Fahrzeuge über 3,5 Tonnen dürfen auf Straßen, wo mit Radverkehr oder Fußgängerverkehr gerechnet werden muss, nur noch in Schrittgeschwindigkeit (7-11 km/h) abbiegen. Ansonsten werden 70 € und ein Punkt in Flensburg fällig.
4. Bußgeldkatalog 2020 Änderungen und Fahrverbote unwirksam?

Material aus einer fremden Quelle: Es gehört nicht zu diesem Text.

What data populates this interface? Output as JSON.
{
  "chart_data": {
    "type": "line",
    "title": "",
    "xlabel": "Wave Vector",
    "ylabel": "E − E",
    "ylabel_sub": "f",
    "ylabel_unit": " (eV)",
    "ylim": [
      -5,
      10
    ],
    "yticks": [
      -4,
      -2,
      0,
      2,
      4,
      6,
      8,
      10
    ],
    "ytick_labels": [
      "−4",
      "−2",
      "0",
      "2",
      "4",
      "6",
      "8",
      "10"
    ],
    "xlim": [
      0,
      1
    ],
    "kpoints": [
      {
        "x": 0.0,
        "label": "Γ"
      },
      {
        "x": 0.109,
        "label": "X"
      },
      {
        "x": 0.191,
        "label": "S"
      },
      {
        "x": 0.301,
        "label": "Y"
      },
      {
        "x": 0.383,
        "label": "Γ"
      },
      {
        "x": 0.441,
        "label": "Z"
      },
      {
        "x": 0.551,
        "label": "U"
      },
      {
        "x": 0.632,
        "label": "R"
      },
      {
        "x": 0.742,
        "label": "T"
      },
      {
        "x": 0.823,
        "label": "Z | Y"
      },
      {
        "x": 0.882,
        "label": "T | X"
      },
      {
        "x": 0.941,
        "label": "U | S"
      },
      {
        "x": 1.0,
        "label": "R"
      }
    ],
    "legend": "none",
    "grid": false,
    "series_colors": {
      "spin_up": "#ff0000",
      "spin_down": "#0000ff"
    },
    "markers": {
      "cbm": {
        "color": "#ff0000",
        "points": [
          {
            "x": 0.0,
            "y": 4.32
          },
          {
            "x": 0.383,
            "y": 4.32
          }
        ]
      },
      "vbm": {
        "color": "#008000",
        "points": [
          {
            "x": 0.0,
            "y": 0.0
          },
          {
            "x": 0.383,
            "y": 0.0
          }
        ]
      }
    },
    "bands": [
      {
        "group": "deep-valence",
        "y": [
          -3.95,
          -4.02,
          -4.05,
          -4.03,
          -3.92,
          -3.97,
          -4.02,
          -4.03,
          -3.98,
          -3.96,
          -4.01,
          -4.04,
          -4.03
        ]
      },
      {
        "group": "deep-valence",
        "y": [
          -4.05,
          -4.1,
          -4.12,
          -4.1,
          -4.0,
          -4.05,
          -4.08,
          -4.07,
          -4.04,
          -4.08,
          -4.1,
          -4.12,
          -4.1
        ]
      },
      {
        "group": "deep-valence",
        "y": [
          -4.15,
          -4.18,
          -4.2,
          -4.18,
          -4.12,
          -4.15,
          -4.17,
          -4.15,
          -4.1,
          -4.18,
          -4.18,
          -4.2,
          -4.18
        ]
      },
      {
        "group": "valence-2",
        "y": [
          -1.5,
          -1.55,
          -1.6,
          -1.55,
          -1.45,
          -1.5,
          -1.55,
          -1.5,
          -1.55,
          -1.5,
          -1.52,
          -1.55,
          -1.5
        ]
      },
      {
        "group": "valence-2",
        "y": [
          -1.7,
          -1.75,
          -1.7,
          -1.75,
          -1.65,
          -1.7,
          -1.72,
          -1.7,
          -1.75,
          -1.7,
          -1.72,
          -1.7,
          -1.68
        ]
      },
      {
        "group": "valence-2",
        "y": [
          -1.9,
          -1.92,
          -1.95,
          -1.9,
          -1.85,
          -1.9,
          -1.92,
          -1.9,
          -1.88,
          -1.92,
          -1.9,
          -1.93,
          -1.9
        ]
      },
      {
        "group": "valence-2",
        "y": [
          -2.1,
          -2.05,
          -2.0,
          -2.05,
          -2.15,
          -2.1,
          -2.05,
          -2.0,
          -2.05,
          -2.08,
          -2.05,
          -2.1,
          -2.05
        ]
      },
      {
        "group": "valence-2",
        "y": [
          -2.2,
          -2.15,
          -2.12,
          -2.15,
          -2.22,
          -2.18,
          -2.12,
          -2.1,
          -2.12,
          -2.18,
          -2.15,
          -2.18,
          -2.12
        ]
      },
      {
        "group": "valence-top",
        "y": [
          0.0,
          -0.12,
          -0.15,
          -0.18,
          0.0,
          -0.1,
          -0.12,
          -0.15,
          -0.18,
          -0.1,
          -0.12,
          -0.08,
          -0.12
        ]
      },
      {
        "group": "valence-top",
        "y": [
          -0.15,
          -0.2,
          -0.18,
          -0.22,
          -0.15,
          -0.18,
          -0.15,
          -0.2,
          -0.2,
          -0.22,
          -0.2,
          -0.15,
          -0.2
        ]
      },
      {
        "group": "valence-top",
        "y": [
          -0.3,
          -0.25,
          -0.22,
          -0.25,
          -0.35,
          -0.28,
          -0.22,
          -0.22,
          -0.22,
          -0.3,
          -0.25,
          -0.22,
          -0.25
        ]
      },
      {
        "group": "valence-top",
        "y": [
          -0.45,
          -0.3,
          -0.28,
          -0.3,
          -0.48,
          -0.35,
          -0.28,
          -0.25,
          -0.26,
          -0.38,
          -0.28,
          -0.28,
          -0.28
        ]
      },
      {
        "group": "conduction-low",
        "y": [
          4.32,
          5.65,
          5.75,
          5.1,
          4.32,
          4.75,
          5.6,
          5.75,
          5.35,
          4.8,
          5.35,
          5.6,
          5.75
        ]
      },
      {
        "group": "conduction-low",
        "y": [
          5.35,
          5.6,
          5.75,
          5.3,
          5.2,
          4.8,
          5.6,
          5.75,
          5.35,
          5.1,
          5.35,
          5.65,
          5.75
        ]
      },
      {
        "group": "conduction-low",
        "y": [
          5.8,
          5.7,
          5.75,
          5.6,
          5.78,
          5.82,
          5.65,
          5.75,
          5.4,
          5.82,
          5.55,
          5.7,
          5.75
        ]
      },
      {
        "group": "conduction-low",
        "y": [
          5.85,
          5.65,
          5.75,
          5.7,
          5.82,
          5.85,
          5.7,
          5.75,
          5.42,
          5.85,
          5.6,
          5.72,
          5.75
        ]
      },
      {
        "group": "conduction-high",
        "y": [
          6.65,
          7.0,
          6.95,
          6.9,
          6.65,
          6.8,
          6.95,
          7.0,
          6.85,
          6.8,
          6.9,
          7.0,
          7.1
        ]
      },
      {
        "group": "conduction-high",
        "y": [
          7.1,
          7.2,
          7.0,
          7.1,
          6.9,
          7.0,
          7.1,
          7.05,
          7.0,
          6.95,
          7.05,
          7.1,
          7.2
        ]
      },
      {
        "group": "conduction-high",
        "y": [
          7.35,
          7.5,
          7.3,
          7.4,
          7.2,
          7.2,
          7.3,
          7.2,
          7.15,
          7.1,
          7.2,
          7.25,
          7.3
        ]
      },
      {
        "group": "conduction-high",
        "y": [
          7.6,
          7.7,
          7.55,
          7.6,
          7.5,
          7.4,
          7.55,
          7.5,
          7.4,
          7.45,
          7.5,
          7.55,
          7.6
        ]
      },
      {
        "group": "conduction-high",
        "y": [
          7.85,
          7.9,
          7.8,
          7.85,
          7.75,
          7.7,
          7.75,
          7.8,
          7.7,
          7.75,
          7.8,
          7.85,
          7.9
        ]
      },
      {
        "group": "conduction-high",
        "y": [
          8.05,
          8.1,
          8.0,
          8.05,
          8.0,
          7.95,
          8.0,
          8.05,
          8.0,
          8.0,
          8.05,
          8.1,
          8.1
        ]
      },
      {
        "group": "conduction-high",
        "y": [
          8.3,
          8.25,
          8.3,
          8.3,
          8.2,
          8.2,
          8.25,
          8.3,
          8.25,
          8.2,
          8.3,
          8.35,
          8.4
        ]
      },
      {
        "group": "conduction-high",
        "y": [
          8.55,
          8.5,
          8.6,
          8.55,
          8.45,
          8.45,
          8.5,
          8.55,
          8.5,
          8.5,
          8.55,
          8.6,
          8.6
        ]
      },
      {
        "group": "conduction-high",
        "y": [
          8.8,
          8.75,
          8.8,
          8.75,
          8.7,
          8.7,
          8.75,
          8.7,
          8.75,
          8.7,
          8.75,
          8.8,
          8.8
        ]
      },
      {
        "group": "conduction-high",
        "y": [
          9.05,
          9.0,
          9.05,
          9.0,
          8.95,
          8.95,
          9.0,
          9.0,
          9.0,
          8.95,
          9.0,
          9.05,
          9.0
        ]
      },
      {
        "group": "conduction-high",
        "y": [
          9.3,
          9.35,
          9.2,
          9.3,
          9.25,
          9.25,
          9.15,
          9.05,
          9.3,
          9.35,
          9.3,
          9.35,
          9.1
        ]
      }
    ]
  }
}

Die Reform des Bußgeldkatalogs mit den weitreichenden Wirkungen für Autofahrer (insbesondere Fahrverbote nun schon ab 21 km/ h bzw. 26 km/h zu schnell) könnte unwirksam sein. Dies ergibt sich aus einem möglichen Verstoß gegen das sog. Zitiergebot des Grundgesetzes bei der Änderung der StVO. Das Zitiergebot verlangt zwingend, dass in der ändernden Verordnung die dem Erlass zugrunde liegende Ermächtigungsgrundlage genannt wird. Dies ist allerdings nur unvollständig geschehen. In der 54. Änderungsverordnung des StVO-Novelle 2020 wurde in der Eingangsformel 3. Spiegelstrich der für die Neueinführung von Regelfahrverboten relevante § 26 a Abs. 1 Nr. 3 StVG nicht genannt. Das Bundesverfassungsgericht ist bei einem Verstoß gegen das Zitiergebot rigoros und hat bereits 1999 in der sog. Legehennenentscheidung die dortige gesamte Verordnung wegen eines Verstoßes gegen das Zitiergebot für nichtig erklärt. Auch das Bundesverkehrsministerium hat hierbei schon äußerst unangenehme Erfahrungen gemacht. Bei der sog. Schilderwaldvovelle war ebenfalls gegen das Zitiergebot verstoßen worden und die komplette Verordnung wegen des Formfehlers durch den damaligen Bundesverkehrsminister Ramsauer kassiert worden.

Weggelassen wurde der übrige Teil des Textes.